C'est dans cette formule que tient, tout entière, la condition de ces familles en novembre 1812 : elles ne savent pas. Les bulletins officiels de la Grande Armée — publiés au Moniteur universel, affichés dans les mairies — ont évoqué l'occupation de Moscou, la grande victoire de la Moskova, les mouvements vers l'est. Mais depuis la mi-octobre, les bulletins eux-mêmes se font plus rares, plus généraux, moins précis sur les corps et les régiments. On ne lit plus de noms de lieux familiers. On attend le suivant.
L'attente, comme un métier
Certaines femmes ont organisé l'attente avec méthode. L'une d'elles — épouse d'un sous-lieutenant du 33e régiment de ligne — se rend deux fois par semaine rue Saint-Dominique. Elle y a ses habitudes, ses connaissances parmi les autres femmes qui attendent. « On s'échange ce qu'on sait, nous dit-elle. Une telle a reçu une lettre de tel régiment, datée de tel jour. Cela donne un point de repère. » Ces réseaux informels entre familles constituent, dans bien des cas, le canal d'information le plus rapide : une nouvelle transmise de voisin à voisin, d'immeuble en immeuble, circule parfois plus vite que la voie officielle.
Un vieil homme que nous avons croisé dans une cour du faubourg Saint-Antoine nous raconte qu'un voisin, revenu il y a trois semaines de la Grande Armée pour blessure légère, a été interrogé par toute la rue à son retour. Il venait du front de l'ouest, rien à voir avec la Russie — mais peu importait. On voulait entendre quelqu'un qui avait vu. Il a parlé deux heures. « Il nous a dit que l'armée se portait bien et qu'on pouvait être tranquilles. » Le vieil homme n'en paraît pas entièrement convaincu. Mais il s'en contente.

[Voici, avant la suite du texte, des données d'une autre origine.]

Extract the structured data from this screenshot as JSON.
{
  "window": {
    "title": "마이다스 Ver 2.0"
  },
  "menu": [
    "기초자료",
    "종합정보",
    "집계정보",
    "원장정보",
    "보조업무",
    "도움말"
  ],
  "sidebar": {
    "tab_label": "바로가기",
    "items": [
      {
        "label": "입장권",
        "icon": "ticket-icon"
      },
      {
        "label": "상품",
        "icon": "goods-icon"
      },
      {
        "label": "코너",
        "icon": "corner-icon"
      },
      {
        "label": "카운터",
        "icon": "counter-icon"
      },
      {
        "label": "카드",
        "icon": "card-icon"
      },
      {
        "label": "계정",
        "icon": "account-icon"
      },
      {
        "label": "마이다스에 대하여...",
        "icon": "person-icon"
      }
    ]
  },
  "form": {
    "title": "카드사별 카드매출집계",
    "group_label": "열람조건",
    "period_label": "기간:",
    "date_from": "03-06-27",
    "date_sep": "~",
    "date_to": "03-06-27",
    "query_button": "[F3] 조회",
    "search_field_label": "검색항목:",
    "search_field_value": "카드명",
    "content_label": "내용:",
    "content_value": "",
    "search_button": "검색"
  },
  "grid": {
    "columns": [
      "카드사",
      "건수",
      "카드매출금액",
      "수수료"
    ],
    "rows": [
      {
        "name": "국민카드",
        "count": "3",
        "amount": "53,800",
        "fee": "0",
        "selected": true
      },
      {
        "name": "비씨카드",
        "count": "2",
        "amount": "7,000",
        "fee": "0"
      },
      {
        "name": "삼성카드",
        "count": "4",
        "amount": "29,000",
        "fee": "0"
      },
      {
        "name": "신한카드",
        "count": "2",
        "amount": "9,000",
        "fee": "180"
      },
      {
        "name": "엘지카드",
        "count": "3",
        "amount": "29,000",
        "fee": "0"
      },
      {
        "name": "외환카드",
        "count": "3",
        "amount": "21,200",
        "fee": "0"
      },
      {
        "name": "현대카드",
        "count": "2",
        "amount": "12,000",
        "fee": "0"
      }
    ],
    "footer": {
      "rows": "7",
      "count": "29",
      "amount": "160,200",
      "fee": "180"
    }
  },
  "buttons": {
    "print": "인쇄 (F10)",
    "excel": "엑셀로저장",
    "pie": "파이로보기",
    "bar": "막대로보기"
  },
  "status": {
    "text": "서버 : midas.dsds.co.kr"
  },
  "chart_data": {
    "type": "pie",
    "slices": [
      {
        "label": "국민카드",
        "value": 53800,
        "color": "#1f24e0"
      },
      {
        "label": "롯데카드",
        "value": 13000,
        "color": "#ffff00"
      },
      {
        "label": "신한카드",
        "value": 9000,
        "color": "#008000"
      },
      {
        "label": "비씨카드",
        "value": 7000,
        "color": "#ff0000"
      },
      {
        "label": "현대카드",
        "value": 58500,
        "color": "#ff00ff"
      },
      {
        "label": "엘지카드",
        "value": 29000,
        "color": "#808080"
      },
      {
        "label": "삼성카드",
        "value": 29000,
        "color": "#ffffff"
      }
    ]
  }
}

D'autres ne trouvent pas même cela. Les familles de soldats simples — conscrits des classes 1809, 1810, 1811 — n'ont souvent pas les relations ni les moyens de s'adresser au Ministère avec quelque chance de réponse. Elles attendent que le maire leur fasse savoir quelque chose, s'il sait quelque chose. En province, les familles sont encore plus isolées : les nouvelles y arrivent avec un délai supplémentaire, et les rumeurs y circulent, dit-on, avec moins de discernement encore qu'à Paris.
Ce que les lettres disaient, avant qu'elles ne viennent plus
Les lettres reçues avant l'arrêt du courrier dessinent, en creux, une situation que les correspondants eux-mêmes semblaient peiner à comprendre pleinement. On évoquait la chaleur de l'été, les longues marches, les vivres difficiles à trouver dans un pays qui n'offrait plus rien. On évoquait Moscou — une ville immense, à ce qu'on en disait, mais qu'on n'imaginait pas tout à fait pareille à ce qu'elle était. On espérait la paix. On parlait de rentrer avant l'hiver.
C'est peut-être sur ce dernier point que les lettres ont laissé le plus d'espoir — et que le silence qui les a suivies est le plus lourd à porter. « Il m'écrivait qu'on serait de retour pour les fêtes, peut-être avant », nous confie une jeune femme que nous avons rencontrée rue de Rivoli. Elle attend depuis le début d'octobre. « Les fêtes, c'est dans moins de deux mois. Je continue à y croire. »
Nous n'avons pas le cœur de lui dire que nous ne savons pas davantage qu'elle. Personne, ce matin à Paris, ne sait ce qui se passe à six cents lieues d'ici. Les bulletins parlent de mouvements, de manœuvres, de la campagne qui se poursuit selon le génie de l'Empereur. Le reste appartient au silence — et ce silence, pour l'heure, n'a pas encore de nom.